Joey saluted, then fainted. In some dreams he never recovered; he was given a military funeral of considerable pomp. He even saw his tombstone, with the words carved on it:

_PRIVATE JOSEPH PELL_ _He Died for His Flag_

He saw Mrs. J. Goodhue Wilmerding, in black, sobbing. He saw Peggy Sturgis, inconsolable. He saw the pretty girls at the Home Trench in tears. He even saw the plump man with the traitorous feet turn his head away to hide his emotion.

In most of his dreams, however, he permitted himself to survive; badly wounded, of course. He saw himself nursed back to health by Peggy Sturgis, under the solicitous maternal eye of Mrs. Wilmerding. He saw himself given a good job by a grateful Government—something with a large salary and not much work.
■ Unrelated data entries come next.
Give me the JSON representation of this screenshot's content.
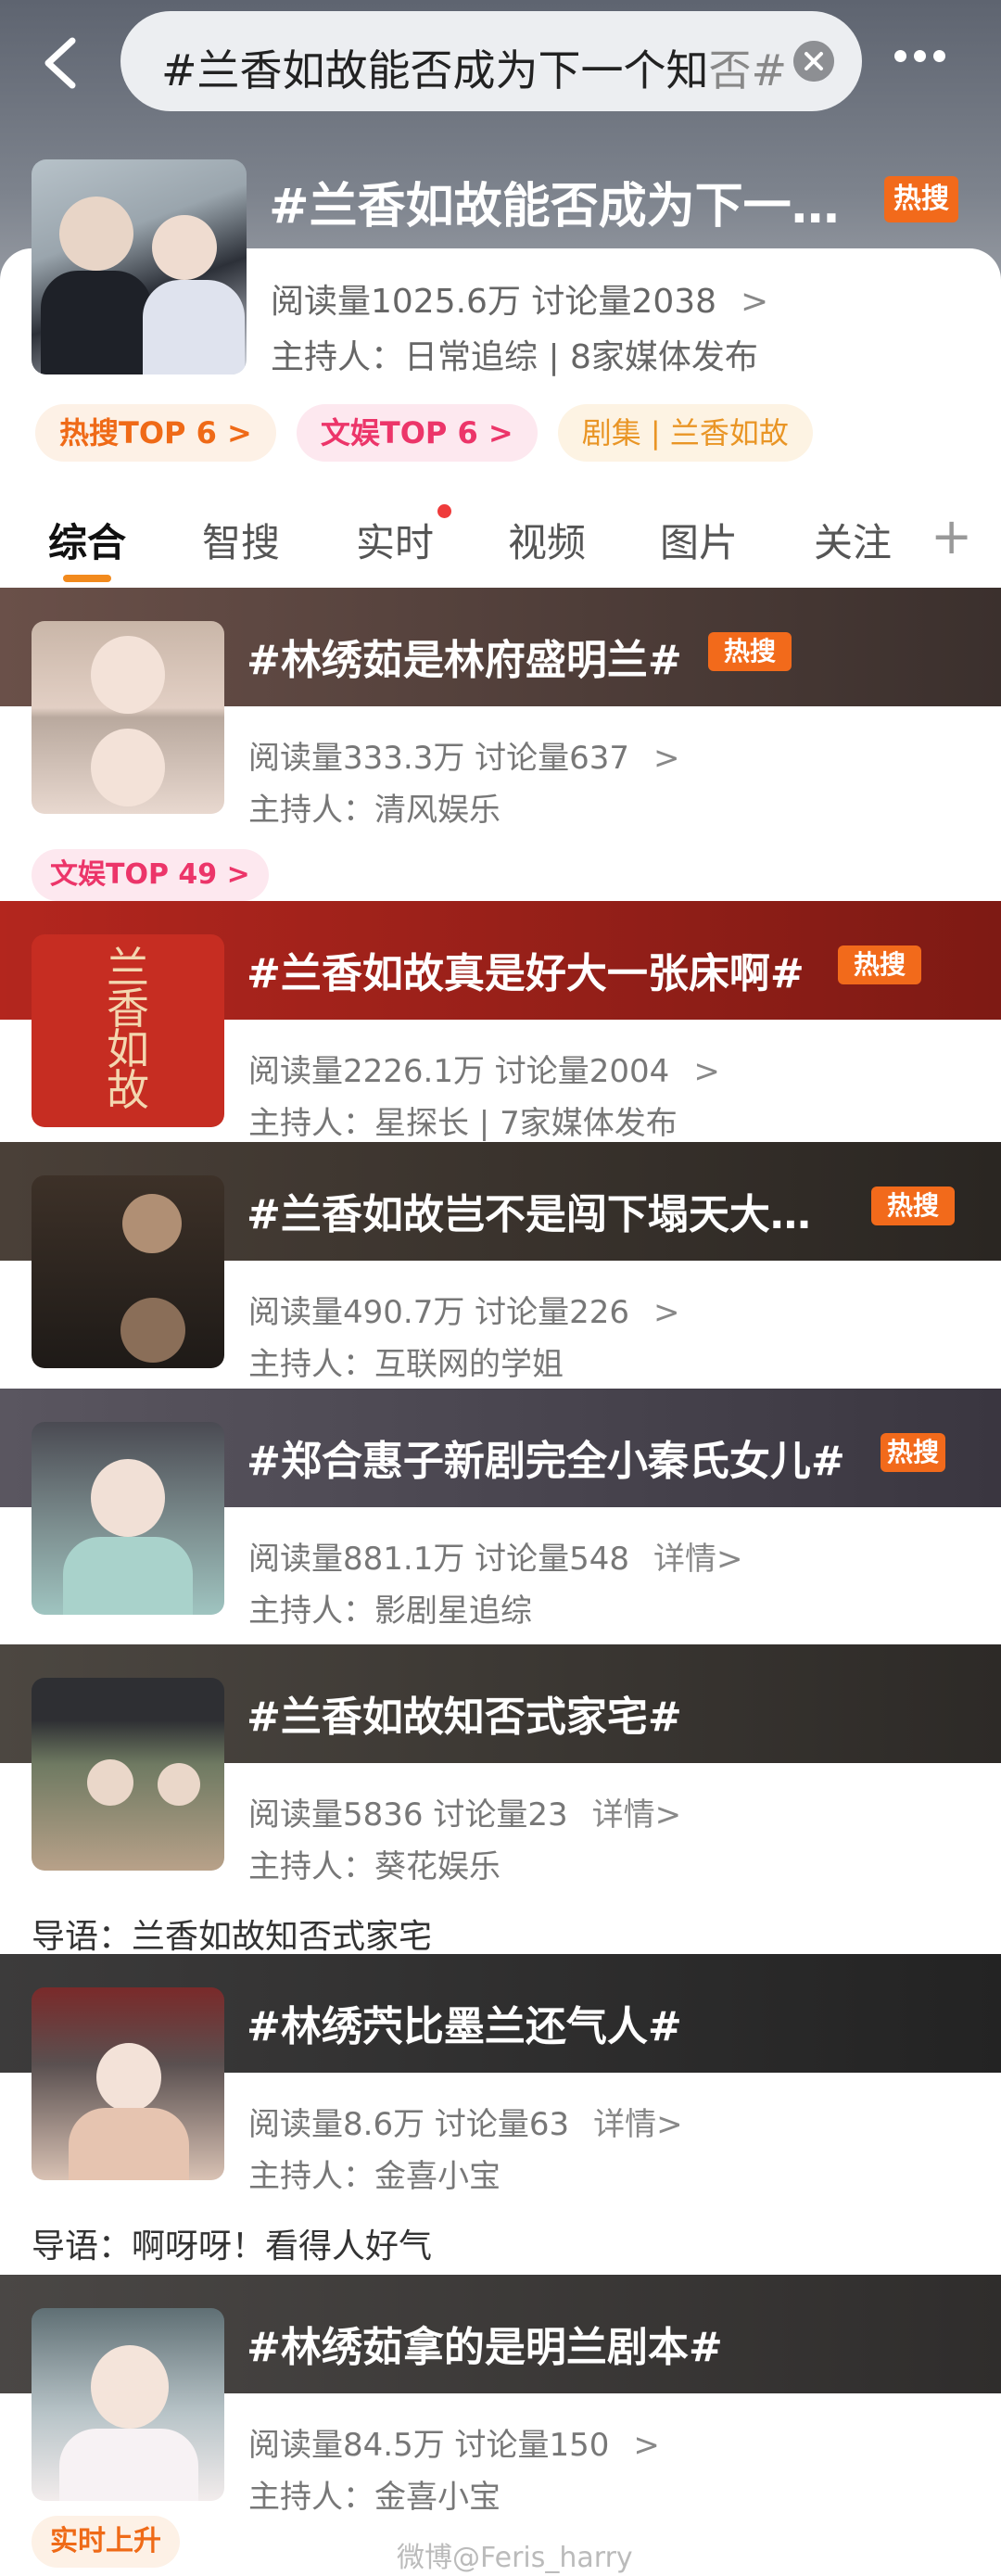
{
  "header": {
    "search_text": "#兰香如故能否成为下一个知否#",
    "search_text_main": "#兰香如故能否成为下一个知",
    "search_text_fade": "否#"
  },
  "topic": {
    "title": "#兰香如故能否成为下一…",
    "hot_label": "热搜",
    "stats": "阅读量1025.6万  讨论量2038",
    "host": "主持人：日常追综 | 8家媒体发布",
    "tags": [
      "热搜TOP 6 >",
      "文娱TOP 6 >",
      "剧集 | 兰香如故"
    ]
  },
  "tabs": [
    "综合",
    "智搜",
    "实时",
    "视频",
    "图片",
    "关注"
  ],
  "results": [
    {
      "title": "#林绣茹是林府盛明兰#",
      "hot": "热搜",
      "stats": "阅读量333.3万  讨论量637",
      "more": ">",
      "host": "主持人：清风娱乐",
      "tag": "文娱TOP 49 >"
    },
    {
      "title": "#兰香如故真是好大一张床啊#",
      "hot": "热搜",
      "stats": "阅读量2226.1万  讨论量2004",
      "more": ">",
      "host": "主持人：星探长 | 7家媒体发布",
      "thumb_text": "兰香如故"
    },
    {
      "title": "#兰香如故岂不是闯下塌天大…",
      "hot": "热搜",
      "stats": "阅读量490.7万  讨论量226",
      "more": ">",
      "host": "主持人：互联网的学姐"
    },
    {
      "title": "#郑合惠子新剧完全小秦氏女儿#",
      "hot": "热搜",
      "stats": "阅读量881.1万  讨论量548",
      "more": "详情>",
      "host": "主持人：影剧星追综"
    },
    {
      "title": "#兰香如故知否式家宅#",
      "stats": "阅读量5836  讨论量23",
      "more": "详情>",
      "host": "主持人：葵花娱乐",
      "intro": "导语：兰香如故知否式家宅"
    },
    {
      "title": "#林绣茓比墨兰还气人#",
      "stats": "阅读量8.6万  讨论量63",
      "more": "详情>",
      "host": "主持人：金喜小宝",
      "intro": "导语：啊呀呀！看得人好气"
    },
    {
      "title": "#林绣茹拿的是明兰剧本#",
      "stats": "阅读量84.5万  讨论量150",
      "more": ">",
      "host": "主持人：金喜小宝",
      "tag": "实时上升"
    }
  ],
  "watermark": "微博@Feris_harry",
  "colors": {
    "accent_orange": "#f26a1b",
    "tab_underline": "#f28a1d",
    "pink": "#ec3569"
  }
}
He contrived to go to New York often. He invented sick sisters, dying mothers, important business of a private nature. He would step out into the rattling rush of the city with the tread of a conquerer. He liked the friendly, approving glances that were cast on him. His appetite for deference grew keen. It was an enormously fine feeling to swing with military step and carriage up Fifth Avenue on a crisp day, uniform pressed, shoes shined, and with campaign hat rakishly shading eyes that managed to look grim, warlike and noble all at the same time, and yet did not miss a single sign of interest or sympathy in a single passing face. It was a never-ending source of delight to Joey Pell that he could step to the curb and signal any of the handsome motor cars that were passing, and have the car stop for him, and be treated as an honored guest by the occupant and be driven wherever he wished to go. It was pleasant to know that he could not walk two blocks without having some well-dressed person stop his motor car and invite Joey to have a ride. He spent whole days being taken up Fifth Avenue and then back again. He got so that he accepted offers only from the most expensive cars.